The UK government has implemented a significant policy change by exempting new shares listed on the London Stock Exchange from the 0.5% Stamp Duty Reserve Tax for a period of three years following their initial listing. This exemption, which took effect on 27 November 2025, is part of Chancellor Rachel Reeve's latest budget initiatives designed to invigorate the UKs capital markets and support economic growth.

The Stamp Duty Reserve Tax, traditionally levied on share purchases, has been viewed as a barrier to investment and liquidity in the UK equity markets.
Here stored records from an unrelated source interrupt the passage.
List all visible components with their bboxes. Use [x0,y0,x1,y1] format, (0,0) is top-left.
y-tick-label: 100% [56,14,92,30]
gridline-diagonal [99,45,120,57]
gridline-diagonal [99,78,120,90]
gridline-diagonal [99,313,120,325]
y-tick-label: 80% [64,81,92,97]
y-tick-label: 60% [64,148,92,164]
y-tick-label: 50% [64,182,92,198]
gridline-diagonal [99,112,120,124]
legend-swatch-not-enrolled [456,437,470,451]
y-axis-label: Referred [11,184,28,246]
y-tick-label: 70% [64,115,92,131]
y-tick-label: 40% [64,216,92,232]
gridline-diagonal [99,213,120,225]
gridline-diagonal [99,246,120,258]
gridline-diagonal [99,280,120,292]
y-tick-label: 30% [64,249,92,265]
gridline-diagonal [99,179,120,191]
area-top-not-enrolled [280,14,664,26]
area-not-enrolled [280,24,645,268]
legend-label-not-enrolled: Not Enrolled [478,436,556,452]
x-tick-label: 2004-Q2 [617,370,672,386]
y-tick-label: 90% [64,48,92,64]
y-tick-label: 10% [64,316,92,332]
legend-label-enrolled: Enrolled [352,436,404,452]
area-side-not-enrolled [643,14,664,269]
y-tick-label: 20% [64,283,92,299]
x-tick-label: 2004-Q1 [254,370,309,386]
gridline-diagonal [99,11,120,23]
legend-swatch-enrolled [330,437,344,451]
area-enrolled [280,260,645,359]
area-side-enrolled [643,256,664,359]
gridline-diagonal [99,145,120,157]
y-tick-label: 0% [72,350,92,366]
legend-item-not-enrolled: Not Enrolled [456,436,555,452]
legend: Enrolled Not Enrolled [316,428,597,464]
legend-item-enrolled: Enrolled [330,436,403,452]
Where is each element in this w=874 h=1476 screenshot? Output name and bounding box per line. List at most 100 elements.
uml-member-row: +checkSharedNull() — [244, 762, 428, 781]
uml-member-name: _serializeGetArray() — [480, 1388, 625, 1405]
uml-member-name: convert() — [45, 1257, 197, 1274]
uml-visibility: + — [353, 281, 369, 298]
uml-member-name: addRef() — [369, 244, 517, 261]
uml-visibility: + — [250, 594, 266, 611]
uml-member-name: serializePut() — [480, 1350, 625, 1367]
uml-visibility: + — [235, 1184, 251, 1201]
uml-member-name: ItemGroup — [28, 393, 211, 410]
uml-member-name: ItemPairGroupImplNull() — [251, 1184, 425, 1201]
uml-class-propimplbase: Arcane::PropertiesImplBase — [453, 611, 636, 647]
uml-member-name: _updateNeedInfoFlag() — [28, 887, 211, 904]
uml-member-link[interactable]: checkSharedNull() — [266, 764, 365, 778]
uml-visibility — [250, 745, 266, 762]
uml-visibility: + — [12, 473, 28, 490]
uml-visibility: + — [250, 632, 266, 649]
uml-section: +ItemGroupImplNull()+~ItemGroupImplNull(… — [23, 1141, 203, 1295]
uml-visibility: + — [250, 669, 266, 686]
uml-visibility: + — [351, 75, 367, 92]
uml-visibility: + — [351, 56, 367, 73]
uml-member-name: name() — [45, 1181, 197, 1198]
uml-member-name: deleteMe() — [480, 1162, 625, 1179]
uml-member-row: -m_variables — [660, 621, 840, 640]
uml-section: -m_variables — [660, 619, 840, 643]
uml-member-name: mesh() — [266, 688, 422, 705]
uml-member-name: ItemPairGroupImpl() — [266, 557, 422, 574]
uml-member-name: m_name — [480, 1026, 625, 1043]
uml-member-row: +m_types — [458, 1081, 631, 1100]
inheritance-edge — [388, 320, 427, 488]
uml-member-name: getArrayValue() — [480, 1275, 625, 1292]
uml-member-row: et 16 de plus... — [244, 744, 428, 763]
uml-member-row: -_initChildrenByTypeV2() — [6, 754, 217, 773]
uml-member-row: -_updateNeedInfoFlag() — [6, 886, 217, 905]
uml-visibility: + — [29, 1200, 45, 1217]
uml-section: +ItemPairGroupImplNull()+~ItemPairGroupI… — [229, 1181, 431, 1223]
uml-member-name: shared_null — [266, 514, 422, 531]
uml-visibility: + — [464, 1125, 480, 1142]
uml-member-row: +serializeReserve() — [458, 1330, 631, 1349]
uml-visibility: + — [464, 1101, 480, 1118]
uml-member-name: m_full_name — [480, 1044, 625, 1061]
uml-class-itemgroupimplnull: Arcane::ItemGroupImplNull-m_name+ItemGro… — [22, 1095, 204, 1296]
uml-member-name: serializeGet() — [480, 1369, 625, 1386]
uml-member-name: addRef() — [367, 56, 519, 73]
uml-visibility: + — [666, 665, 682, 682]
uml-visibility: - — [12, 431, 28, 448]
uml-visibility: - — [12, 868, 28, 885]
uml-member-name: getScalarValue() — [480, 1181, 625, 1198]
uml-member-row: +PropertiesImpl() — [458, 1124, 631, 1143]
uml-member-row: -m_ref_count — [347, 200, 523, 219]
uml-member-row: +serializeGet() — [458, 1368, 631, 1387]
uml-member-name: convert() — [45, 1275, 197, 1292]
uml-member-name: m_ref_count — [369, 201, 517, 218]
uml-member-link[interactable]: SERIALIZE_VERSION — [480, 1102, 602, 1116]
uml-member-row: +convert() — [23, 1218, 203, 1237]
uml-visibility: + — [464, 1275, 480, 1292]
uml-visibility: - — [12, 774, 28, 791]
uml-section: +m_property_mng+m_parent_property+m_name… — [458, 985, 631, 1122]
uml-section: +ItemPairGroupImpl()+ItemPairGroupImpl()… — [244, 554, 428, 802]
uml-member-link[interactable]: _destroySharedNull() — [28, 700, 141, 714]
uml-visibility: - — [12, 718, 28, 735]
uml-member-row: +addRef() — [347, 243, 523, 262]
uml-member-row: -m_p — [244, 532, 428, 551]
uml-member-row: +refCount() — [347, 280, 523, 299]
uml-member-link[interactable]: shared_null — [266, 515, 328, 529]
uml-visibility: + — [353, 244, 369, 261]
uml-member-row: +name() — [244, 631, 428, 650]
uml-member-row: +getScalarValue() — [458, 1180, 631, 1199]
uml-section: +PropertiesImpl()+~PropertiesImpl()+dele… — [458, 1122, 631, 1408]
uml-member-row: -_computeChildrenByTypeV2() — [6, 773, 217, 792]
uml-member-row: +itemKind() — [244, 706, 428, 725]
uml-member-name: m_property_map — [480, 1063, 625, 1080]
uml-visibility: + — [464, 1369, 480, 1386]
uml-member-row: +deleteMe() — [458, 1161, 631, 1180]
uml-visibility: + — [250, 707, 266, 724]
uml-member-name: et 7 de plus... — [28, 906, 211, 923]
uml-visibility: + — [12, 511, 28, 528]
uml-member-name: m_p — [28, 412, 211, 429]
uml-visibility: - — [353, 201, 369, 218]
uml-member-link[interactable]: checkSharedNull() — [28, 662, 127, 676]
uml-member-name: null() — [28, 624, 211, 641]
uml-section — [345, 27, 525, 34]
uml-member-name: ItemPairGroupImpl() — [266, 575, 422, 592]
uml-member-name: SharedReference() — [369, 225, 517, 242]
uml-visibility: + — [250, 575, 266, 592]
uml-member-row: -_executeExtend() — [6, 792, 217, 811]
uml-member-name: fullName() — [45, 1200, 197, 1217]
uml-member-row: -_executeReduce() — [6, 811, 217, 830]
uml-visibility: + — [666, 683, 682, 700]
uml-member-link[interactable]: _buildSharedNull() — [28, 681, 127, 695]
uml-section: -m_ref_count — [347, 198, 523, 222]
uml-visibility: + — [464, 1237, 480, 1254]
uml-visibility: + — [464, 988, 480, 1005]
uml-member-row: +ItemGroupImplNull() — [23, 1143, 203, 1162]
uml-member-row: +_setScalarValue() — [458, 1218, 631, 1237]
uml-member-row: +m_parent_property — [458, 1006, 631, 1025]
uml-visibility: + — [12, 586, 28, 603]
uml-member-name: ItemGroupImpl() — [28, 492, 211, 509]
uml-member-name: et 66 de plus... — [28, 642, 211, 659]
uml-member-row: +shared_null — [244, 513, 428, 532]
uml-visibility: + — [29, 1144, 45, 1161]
By removing this tax for new listings, the government intends to make London a more attractive venue for companies seeking to raise capital and for investors looking to participate in early-stage equity offerings.

Policy Context and Objectives

This exemption aligns with the broader UK government action plan aimed at stimulating economic growth through enhanced market participation and capital formation. It complements other regulatory reforms and initiatives by the Financial Conduct Authority (FCA) to increase transparency and liquidity in UK equity markets, including consultations on a UK equity consolidated tape to improve trade data availability.

Market participants have welcomed the exemption as a positive step towards reinforcing Londons status as a global financial hub, particularly in the face of increasing competition from other international exchanges. The measure is expected to encourage more companies, especially high-growth firms and startups, to consider public listings in London rather than alternative venues.

Implications for Investors and Companies

  • For companies: The exemption reduces the cost of listing, potentially lowering barriers to accessing public capital and enabling more firms to benefit from equity financing.
  • For investors: The removal of the SDRT on new shares may enhance liquidity and trading volumes, improving market efficiency and price discovery.
  • For the UK economy: Increased listings and investment activity could support job creation, innovation, and productivity growth.

The government and regulators will monitor the impact of this exemption closely, with the potential for further measures to support the UKs capital markets in the coming years.